By Elizabeth Cloutman
The Los Altos Hills City Council postponed voting on a major revision to a city zoning ordinance that increases the allowable development area of residential lots until its May 17 meeting.
City Attorney Sandy Sloan requested a postponement last Thursday, so she and Planning Director Carl Cahill would have adequate time to prepare a new negative environmental impact statement that more accurately reflects the scope of the proposed project. The delay was also necessary to fulfill the legal requirement for posting a new declaration for public review before the revised ordinance returns to the council.
The California Environmental Equality Act requires an environmental impact declaration that accurately describes a proposed project.
In a memorandum sent to Mayor Steve Finn and city councilmembers, Sloan wrote that after listening to concerns voiced during the public hearing at the March 15 council meeting, she and Cahill, in a lengthy discussion, concluded the original negative declaration did not accurately describe the ordinance as currently proposed. The city council had revised the planning commission’s original proposal, increasing allowable floor and development area.

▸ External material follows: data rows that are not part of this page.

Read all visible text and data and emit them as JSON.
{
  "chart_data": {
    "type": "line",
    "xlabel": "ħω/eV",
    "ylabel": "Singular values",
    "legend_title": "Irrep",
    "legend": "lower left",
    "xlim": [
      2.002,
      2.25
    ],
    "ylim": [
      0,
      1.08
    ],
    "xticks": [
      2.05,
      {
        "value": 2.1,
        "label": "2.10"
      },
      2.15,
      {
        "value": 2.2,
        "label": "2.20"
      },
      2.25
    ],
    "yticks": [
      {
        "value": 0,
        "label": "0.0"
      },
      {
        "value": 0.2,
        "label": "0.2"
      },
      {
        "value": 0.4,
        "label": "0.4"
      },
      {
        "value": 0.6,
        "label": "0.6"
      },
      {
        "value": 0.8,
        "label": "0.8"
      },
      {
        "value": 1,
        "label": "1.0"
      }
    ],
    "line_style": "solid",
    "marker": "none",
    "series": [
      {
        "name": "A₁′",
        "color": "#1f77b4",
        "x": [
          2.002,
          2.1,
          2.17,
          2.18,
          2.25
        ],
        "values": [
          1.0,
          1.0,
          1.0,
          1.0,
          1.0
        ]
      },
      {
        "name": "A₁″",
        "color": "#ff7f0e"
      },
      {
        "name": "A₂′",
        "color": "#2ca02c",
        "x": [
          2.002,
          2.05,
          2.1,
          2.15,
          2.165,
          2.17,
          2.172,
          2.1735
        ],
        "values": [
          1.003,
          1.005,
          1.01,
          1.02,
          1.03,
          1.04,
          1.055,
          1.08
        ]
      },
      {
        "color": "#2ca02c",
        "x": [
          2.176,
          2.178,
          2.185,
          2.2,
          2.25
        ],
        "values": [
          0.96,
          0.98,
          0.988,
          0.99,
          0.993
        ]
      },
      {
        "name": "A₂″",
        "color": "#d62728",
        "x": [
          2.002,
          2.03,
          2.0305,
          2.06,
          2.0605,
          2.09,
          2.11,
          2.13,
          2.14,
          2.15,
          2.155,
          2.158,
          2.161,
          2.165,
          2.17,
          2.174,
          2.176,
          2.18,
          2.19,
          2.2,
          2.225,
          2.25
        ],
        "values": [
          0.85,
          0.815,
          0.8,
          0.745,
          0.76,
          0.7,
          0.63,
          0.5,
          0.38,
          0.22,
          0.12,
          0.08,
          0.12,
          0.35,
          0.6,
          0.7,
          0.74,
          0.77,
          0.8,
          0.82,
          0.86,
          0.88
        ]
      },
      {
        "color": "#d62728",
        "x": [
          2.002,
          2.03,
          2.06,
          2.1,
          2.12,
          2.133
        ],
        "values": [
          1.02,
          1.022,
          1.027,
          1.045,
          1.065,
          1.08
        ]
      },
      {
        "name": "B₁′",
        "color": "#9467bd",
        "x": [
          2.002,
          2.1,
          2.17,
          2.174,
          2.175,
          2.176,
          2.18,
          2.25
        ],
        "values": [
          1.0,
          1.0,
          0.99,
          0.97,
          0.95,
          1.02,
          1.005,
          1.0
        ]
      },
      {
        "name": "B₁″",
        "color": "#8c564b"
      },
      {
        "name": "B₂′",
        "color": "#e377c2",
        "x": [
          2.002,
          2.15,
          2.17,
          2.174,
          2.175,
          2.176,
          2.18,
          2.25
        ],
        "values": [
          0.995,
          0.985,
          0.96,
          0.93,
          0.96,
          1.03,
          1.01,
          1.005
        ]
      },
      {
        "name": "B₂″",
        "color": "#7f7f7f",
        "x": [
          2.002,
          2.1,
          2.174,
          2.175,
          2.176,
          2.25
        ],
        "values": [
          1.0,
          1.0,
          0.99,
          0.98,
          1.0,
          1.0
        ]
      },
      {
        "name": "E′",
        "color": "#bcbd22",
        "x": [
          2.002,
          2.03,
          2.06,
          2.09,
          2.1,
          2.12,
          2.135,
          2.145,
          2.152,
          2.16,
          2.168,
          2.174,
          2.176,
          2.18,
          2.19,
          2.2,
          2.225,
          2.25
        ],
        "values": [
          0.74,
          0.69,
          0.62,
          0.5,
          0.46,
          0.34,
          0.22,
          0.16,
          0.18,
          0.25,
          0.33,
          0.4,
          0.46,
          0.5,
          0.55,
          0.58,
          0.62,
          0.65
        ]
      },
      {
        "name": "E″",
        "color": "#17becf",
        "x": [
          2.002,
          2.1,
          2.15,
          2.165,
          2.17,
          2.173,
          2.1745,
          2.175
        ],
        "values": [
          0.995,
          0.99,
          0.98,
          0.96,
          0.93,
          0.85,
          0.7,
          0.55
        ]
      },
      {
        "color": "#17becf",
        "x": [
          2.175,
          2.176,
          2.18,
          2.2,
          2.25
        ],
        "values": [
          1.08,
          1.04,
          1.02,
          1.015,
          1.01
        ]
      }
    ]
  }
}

Sloan said in the memorandum that the original negative declaration stated that the ordinance change was minor and affected fewer than 10 percent of Los Altos Hills lots. The original also refers to only two subsections of the zoning code that deal with minimum floor and development areas on very constrained lots.
In actuality, Sloan wrote, the proposed ordinance, with the new lot utility factor formula developed by council member Bob Fenwick, applies to all land parcels where the slope is greater than 10 percent. Cahill estimates that the new ordinance would affect at least 50 percent of the town’s lots, and that with the new formula applied, the allowable maximum development area on most lots would be 50 percent greater than what is allowed under the present ordinance. Maximum development area involves additional features around the home such as driveways, pools, tennis courts and lawns.
Opponents are worried about the potential for run-off and erosion of the hillsides.
Sloan’s memorandum also stated that the revised ordinance should be reviewed by the city’s planning commission, which would make a recommendation to the council on the advisability of adopting it.